Figure 1: Example of a principal-agent MDP with three states $S = \{s_0,s_L,s_R\}$ , illustrating the agent's actions and the principal's rewards.

Subgame Perfect Equilibrium

The paper adopts the solution concept of Subgame Perfect Equilibrium (SPE), which is computed using a meta-algorithm. SPE requires that the strategies of both principal and agent form a Nash equilibrium in every subgame of the overall game. The meta-algorithm iteratively optimizes the principal's and agent's policies in their respective MDPs, converging to SPE in a finite number of iterations for finite-horizon games. This is summarized by:

Theorem 1: Given a principal-agent stochastic game $\mathcal{G}$ with a finite horizon $T$ , the meta-algorithm finds SPE in at most $T+1$ iterations.

The paper also provides a contraction mapping theorem that helps explain why each iteration of the meta-algorithm monotonically improves the principal's policy, which is described as:

Theorem 2: Given a principal-agent finite-horizon stochastic game $\mathcal{G}$ , each iteration of the meta-algorithm applies to the principal's Q-function an operator that is a contraction in the sup-norm.

Learning-Based Implementation

To handle large MDPs with unknown transition dynamics, the paper presents a deep RL implementation of the meta-algorithm.
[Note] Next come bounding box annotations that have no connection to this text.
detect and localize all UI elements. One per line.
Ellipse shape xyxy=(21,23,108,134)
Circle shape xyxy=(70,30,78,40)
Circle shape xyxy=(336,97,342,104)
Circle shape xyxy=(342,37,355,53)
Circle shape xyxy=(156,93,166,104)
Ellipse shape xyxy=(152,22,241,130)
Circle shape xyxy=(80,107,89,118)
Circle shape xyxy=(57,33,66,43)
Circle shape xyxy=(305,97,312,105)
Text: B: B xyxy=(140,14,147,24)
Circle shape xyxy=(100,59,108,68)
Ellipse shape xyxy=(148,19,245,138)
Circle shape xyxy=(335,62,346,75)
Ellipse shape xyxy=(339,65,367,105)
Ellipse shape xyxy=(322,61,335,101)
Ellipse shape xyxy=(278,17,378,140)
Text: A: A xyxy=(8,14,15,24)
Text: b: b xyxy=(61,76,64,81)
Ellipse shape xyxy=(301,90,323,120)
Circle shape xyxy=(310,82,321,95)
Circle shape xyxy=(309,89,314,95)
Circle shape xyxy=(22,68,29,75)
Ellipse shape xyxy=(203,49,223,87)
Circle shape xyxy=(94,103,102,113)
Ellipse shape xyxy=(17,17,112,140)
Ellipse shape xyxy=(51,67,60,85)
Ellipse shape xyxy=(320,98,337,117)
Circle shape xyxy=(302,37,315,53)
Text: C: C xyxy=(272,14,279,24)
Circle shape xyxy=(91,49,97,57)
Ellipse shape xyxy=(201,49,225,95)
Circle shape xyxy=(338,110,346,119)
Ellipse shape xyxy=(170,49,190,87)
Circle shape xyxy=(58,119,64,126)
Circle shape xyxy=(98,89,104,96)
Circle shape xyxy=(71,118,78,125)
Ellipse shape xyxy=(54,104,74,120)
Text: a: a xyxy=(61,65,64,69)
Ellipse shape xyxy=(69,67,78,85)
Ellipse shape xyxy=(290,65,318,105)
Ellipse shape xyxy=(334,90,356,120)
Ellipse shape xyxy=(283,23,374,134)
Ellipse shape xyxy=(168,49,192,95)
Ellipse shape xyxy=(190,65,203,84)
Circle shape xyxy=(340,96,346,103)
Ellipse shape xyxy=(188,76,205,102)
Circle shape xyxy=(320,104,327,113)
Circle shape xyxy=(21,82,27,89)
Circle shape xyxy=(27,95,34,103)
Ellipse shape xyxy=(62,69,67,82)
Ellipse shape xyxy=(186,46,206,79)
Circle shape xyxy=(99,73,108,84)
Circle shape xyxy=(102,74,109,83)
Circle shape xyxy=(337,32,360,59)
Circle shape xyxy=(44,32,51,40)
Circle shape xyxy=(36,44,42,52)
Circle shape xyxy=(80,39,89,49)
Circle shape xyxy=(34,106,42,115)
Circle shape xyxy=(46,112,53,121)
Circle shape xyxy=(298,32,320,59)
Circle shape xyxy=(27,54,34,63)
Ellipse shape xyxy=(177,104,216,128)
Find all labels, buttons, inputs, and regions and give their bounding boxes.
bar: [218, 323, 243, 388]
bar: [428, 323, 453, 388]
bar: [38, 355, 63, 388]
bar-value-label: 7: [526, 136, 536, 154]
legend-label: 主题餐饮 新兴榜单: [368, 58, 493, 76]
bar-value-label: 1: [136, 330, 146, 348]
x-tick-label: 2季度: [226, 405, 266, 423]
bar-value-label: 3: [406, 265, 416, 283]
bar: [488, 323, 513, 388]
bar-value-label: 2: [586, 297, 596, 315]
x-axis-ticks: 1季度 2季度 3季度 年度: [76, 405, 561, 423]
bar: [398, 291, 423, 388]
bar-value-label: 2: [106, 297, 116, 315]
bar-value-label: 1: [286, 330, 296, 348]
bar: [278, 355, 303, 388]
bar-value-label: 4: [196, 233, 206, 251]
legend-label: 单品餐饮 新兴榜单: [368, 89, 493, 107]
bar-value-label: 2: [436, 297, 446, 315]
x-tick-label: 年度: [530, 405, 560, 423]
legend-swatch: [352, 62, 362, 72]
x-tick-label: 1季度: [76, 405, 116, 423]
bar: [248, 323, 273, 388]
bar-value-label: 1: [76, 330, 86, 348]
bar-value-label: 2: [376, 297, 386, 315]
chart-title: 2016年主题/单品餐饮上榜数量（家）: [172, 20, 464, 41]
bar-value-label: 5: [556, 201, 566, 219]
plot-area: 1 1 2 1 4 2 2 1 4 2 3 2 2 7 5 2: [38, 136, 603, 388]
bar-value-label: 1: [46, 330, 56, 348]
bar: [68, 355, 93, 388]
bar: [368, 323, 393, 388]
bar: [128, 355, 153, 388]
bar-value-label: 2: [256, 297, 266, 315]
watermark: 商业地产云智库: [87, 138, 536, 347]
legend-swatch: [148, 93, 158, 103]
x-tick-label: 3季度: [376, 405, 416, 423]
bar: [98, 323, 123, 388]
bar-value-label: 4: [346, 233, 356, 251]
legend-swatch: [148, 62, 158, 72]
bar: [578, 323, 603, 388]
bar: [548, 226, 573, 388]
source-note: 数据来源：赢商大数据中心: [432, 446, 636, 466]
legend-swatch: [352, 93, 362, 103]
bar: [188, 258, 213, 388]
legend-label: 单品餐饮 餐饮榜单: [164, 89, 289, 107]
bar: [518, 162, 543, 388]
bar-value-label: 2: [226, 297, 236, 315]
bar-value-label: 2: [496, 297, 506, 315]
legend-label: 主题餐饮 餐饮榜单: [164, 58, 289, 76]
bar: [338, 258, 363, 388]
This implementation involves training the principal's and agent's policies using Q-learning. The approach includes a two-phase setup:

The principal's policy is trained with access to the agent's optimization problem.
The learned principal's policy is validated against black-box agents trained from scratch.

The principal's learning problem is divided into learning the agent's policy that the principal wants to implement and computing the optimal contracts that implement it using Linear Programming (LP). The contractual Q-function $q^*(s, a^p \mid \pi^*(\rho))$ is defined as the maximal principal's Q-value that can be achieved by implementing $a^p \in A$ . The paper formulates an LP to solve for the optimal contracts. The LP is:

$\begin{aligned} & \max_{b \in B} \mathbb{E}_{o \sim \mathcal{O}(s, a^p)} [- b(o)] \ & \text{s.t.} \quad \forall a \in A: \mathbb{E}_{o \sim \mathcal{O}(s, a^p)} [b(o)] + \overline{Q}^*(s, a^p \mid \rho) \geq \mathbb{E}_{o \sim \mathcal{O}(s, a)} [b(o)] + \overline{Q}^*(s, a \mid \rho). \end{aligned}$

Extension to Multi-Agent RL and SSDs

The paper extends the principal-agent framework to multi-agent RL, addressing sequential social dilemmas (SSDs). The principal aims to maximize agents' social welfare through minimal payments. The Coin Game is used as a benchmark SSD environment to empirically validate the approach.

(Figure 2)

Figure 2: Learning curves in the Coin Game showing social welfare, the proportion of social welfare paid, and accuracy of the principal's recommendations.

Experimental results show that the algorithm can find a joint policy that matches optimal performance with minimal intervention, suggesting an approximate convergence to SPE. The results also demonstrate that the constant proportion baseline is much less effective than the algorithm when given the same amount of budget.

Conclusions

The paper provides a solid contribution to contract design and multi-agent RL, demonstrating a practical approach to orchestrating AI agents with contracts. The application to SSDs highlights the potential for maximizing social welfare with minimal intervention, addressing a gap in the existing literature. This work has the potential to influence future developments in areas such as mechanism design, MARL, and governance of AI systems. Future research directions include scaling the algorithms to more complex environments, considering partially observable settings, and allowing the principal to randomize contracts.